Albert Samain

Mon âme est une infante

Mon Âme est une infante en robe de parade,
Dont l’exil se reflète, éternel et royal,
Aux grands miroirs déserts d’un vieil Escurial,
Ainsi qu’une galère oubliée en la rade.
 
Aux pieds de son fauteuil, allongés noblement,
Deux lévriers d’Écosse aux yeux mélancoliques
Chassent, quand il lui plaît, les bêtes symboliques
Dans la forêt du Rêve et de l’Enchantement.
 
Son page favori, qui s’appelle Naguère,
Lui lit d’ensorcelants poèmes à mi-voix,
Cependant qu’immobile, une tulipe aux doigts,
Elle écoute mourir en elle leur mystère...
 
Le parc alentour d’elle étend ses frondaisons,
Ses marbres, ses bassins, ses rampes à balustres ;
Et, grave, elle s’enivre à ces songes illustres
Que recèlent pour nous les nobles horizons.
 
Elle est là résignée, et douce, et sans surprise,
Sachant trop pour lutter comme tout est fatal,
Et se sentant, malgré quelque dédain natal,
Sensible à la pitié comme l’onde à la brise.
 
Elle est là résignée, et douce en ses sanglots,
Plus sombre seulement quand elle évoque en songe
Quelque Armada sombrée à l’éternel mensonge,
Et tant de beaux espoirs endormis sous les flots.
 
Des soirs trop lourds de pourpre où sa fierté soupire,
Les portraits de Van Dyck aux beaux doigts longs et purs,
Pâles en velours noir sur l’or vieilli des murs,
En leurs grands airs défunts la font rêver d’empire.
 
Les vieux mirages d’or ont dissipé son deuil,
Et, dans les visions où son ennui s’échappe,
Soudain—gloire ou soleil—un rayon qui la frappe
Allume en elle tous les rubis de l’orgueil.
 
Mais d’un sourire triste elle apaise ces fièvres ;
Et, redoutant la foule aux tumultes de fer,
Elle écoute la vie—au loin—comme la mer...

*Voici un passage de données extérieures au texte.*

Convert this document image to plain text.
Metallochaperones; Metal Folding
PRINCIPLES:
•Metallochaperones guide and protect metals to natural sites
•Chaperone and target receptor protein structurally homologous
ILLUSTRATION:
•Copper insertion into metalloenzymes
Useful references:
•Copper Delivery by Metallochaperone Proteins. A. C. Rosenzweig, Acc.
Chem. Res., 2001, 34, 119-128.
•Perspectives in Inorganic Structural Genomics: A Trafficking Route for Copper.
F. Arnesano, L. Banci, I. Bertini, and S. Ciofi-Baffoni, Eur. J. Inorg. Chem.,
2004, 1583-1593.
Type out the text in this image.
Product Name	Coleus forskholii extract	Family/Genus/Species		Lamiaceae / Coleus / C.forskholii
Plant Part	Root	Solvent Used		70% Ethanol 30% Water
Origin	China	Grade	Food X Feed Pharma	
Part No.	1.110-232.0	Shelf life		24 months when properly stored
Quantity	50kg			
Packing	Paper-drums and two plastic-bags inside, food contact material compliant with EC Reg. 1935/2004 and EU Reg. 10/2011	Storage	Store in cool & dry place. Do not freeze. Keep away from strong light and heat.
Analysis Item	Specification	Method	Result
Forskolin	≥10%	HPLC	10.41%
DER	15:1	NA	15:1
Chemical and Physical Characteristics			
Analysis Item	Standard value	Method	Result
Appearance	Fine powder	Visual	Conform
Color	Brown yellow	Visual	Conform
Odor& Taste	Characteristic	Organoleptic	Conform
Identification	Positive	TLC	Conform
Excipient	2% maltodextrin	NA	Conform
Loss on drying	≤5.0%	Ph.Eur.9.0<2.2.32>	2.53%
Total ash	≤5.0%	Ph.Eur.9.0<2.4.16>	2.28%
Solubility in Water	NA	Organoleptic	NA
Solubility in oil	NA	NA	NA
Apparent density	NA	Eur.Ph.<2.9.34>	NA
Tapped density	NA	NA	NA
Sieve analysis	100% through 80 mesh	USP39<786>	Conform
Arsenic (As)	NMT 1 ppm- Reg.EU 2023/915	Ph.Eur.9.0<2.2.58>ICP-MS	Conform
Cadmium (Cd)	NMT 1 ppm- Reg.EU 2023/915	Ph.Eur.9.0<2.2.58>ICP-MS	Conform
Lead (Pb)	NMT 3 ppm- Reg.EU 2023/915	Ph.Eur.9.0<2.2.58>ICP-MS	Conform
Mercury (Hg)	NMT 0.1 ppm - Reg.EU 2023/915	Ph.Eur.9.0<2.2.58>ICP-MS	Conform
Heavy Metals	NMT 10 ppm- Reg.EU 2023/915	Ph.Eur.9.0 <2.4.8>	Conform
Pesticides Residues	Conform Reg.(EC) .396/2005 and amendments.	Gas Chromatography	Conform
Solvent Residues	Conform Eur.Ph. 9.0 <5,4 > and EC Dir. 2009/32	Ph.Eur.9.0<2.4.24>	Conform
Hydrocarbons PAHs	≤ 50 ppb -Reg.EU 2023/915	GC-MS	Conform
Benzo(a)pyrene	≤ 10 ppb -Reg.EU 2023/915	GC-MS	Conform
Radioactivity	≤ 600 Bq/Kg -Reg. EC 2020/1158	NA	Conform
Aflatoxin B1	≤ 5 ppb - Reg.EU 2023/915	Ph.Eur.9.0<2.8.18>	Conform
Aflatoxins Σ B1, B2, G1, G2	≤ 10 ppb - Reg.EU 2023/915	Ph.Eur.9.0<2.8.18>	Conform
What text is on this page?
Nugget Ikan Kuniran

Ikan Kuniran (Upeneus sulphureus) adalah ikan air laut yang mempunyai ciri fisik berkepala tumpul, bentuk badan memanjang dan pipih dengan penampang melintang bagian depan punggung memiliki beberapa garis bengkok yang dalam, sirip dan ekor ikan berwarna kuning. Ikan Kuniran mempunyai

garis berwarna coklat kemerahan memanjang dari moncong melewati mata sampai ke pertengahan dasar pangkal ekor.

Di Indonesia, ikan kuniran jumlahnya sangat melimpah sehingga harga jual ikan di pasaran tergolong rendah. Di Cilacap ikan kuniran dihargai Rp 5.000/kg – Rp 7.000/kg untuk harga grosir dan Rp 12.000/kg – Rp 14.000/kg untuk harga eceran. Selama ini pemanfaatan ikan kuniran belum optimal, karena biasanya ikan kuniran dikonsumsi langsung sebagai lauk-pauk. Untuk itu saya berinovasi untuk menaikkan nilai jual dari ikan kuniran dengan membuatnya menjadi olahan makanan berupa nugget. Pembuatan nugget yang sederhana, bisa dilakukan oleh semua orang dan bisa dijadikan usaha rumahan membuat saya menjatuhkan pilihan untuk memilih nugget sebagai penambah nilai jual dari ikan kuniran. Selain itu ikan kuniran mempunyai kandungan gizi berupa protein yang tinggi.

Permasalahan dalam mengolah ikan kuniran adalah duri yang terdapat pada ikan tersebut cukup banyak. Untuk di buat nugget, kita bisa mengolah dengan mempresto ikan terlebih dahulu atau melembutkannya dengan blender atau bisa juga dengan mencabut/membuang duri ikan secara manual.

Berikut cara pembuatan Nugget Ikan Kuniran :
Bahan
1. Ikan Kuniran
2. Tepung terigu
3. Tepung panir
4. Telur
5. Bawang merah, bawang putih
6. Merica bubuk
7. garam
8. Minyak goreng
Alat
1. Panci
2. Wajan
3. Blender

Et le secret se lait plus profond sur ses lèvres.
 
Rien n’émeut d’un frisson l’eau pâle de ses yeux,
Où s’est assis l’Esprit voilé des Villes mortes ;
Et par les salles, où sans bruit tournent les portes,
Elle va, s’enchantant de mots mystérieux.
 
L’eau vaine des jets d’eau là-bas tombe en cascade,
Et, pâle à la croisée, une tulipe aux doigts,
Elle est là, reflétée aux miroirs d’autrefois,
Ainsi qu’une galère oubliée en la rade.
 
Mon Âme est une infante en robe de parade.